ゆっくりと手をどけて恥ずかしそうに視線を合わせた。嬉しくなって何度も名前を呼びながら口付ける。その間に手は胸元へ。柔らかい感触を楽しむと小さく可愛らしい声が聞こえた。


「…気持ちいい?」

「ぁ…、訊かないで…っ」

「かわいい」


突起をこねくりまわし、悶える名前ちゃん。自然と息が荒くなる。ゆっくりと、胸から下腹部へと手を滑らせ、下着越しにするりと撫でる。


「…濡れてるよ?」

「やぁ…!ばか、言わないでっ」

「可愛すぎてもうおれダメだ」


ごめん、と呟いて下着を脱がせ、熱い中に指を挿入する。蠢く中を堪能しながら広げたり、抜き差ししたり。悩ましげに悶えるのを見下ろして、慣れたであろう頃に引き抜いた。暴発しそうな自身をゆっくりと中へ。


「んんぅ…!」

「ごめん、大丈夫?」

「だ、いじょうぶ、…はぁ…、くるし…」

「大丈夫じゃないじゃん…名前ちゃん、」

「んっ、…待ってね、まだ動かないでね」

「うん。慣れるまで待つから、」


無理にでも揺さぶってもっと泣かせたいと思うのは最低だ。自分の中悪魔を殺して何度も、啄むように口付ける。


「…は…、ん、うごいて、いいよ」

「…ん、」


指を絡ませるように握り締めながら傷つけないようにゆっくりと突き上げた。何度か繰り返していくうち、吐息に艶っぽさも混じってきた。

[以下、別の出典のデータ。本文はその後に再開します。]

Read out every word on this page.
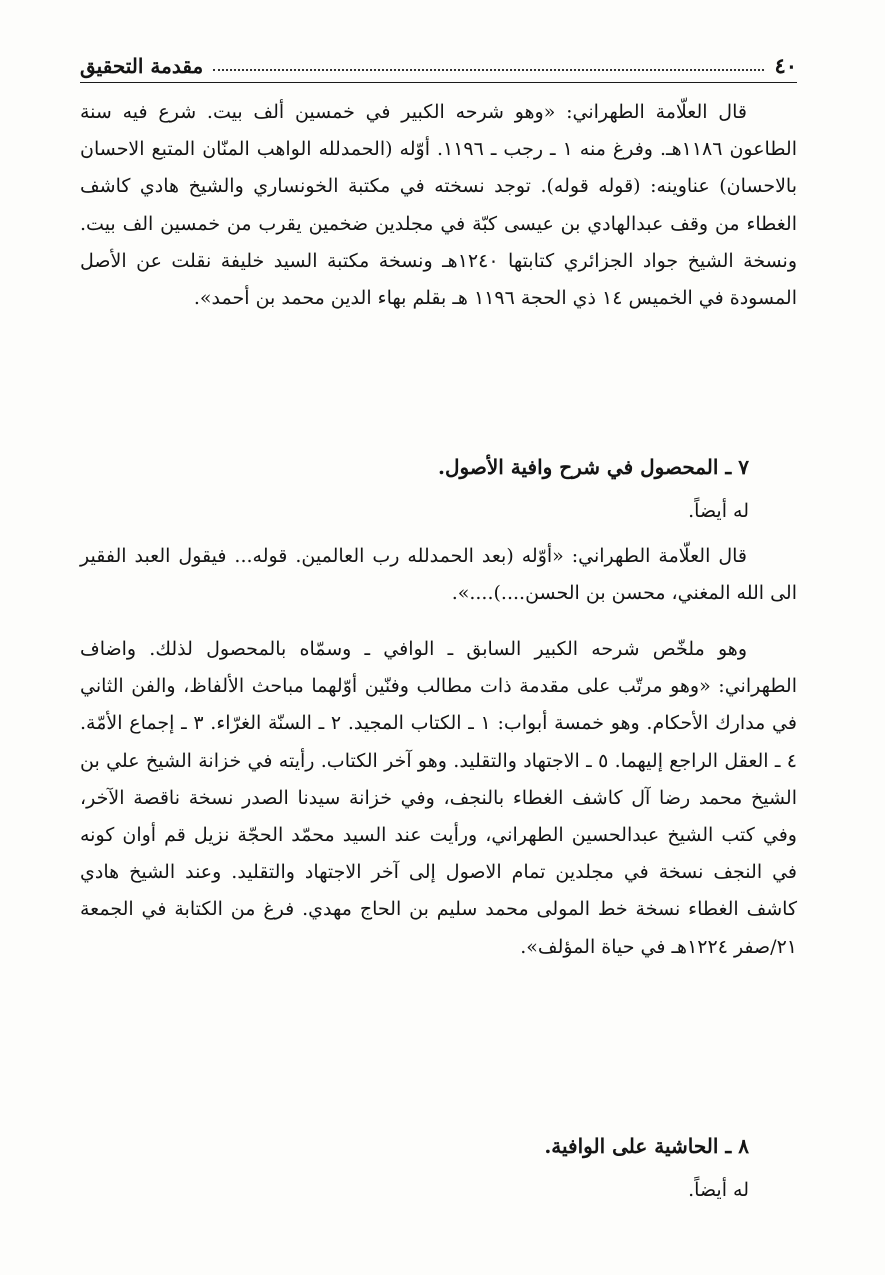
٤٠
مقدمة التحقيق

قال العلّامة الطهراني: «وهو شرحه الكبير في خمسين ألف بيت. شرع فيه سنة الطاعون ١١٨٦هـ. وفرغ منه ١ ـ رجب ـ ١١٩٦. أوّله (الحمدلله الواهب المنّان المتبع الاحسان بالاحسان) عناوينه: (قوله قوله). توجد نسخته في مكتبة الخونساري والشيخ هادي كاشف الغطاء من وقف عبدالهادي بن عيسى كبّة في مجلدين ضخمين يقرب من خمسين الف بيت. ونسخة الشيخ جواد الجزائري كتابتها ١٢٤٠هـ ونسخة مكتبة السيد خليفة نقلت عن الأصل المسودة في الخميس ١٤ ذي الحجة ١١٩٦ هـ بقلم بهاء الدين محمد بن أحمد».

٧ ـ المحصول في شرح وافية الأصول.

له أيضاً.

قال العلّامة الطهراني: «أوّله (بعد الحمدلله رب العالمين. قوله... فيقول العبد الفقير الى الله المغني، محسن بن الحسن....)....».

وهو ملخّص شرحه الكبير السابق ـ الوافي ـ وسمّاه بالمحصول لذلك. واضاف الطهراني: «وهو مرتّب على مقدمة ذات مطالب وفنّين أوّلهما مباحث الألفاظ، والفن الثاني في مدارك الأحكام. وهو خمسة أبواب: ١ ـ الكتاب المجيد. ٢ ـ السنّة الغرّاء. ٣ ـ إجماع الأمّة. ٤ ـ العقل الراجع إليهما. ٥ ـ الاجتهاد والتقليد. وهو آخر الكتاب. رأيته في خزانة الشيخ علي بن الشيخ محمد رضا آل كاشف الغطاء بالنجف، وفي خزانة سيدنا الصدر نسخة ناقصة الآخر، وفي كتب الشيخ عبدالحسين الطهراني، ورأيت عند السيد محمّد الحجّة نزيل قم أوان كونه في النجف نسخة في مجلدين تمام الاصول إلى آخر الاجتهاد والتقليد. وعند الشيخ هادي كاشف الغطاء نسخة خط المولى محمد سليم بن الحاج مهدي. فرغ من الكتابة في الجمعة ٢١/صفر ١٢٢٤هـ في حياة المؤلف».

٨ ـ الحاشية على الوافية.

له أيضاً.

嬉しくなって深くしたり浅くしたりと揺さぶる。


「ぁ、あん、んっ、」

「…かわいい」

「やぁ、こえ、へん…っ」

「おれは好きだよ。興奮する」


真っ赤になって顔を背けると首筋が露わになって、たまらず顔を埋めて吸い付いた。どんどん息が荒くなると同時に喘ぎ声も切羽詰まったものになる。
愛しくて愛しくて、ぎゅっと抱き締めて突き上げると締め付けが強くなって、…二人で果てた。





その日は夕食がとんでもなく遅くなって皆に大ブーイングだった。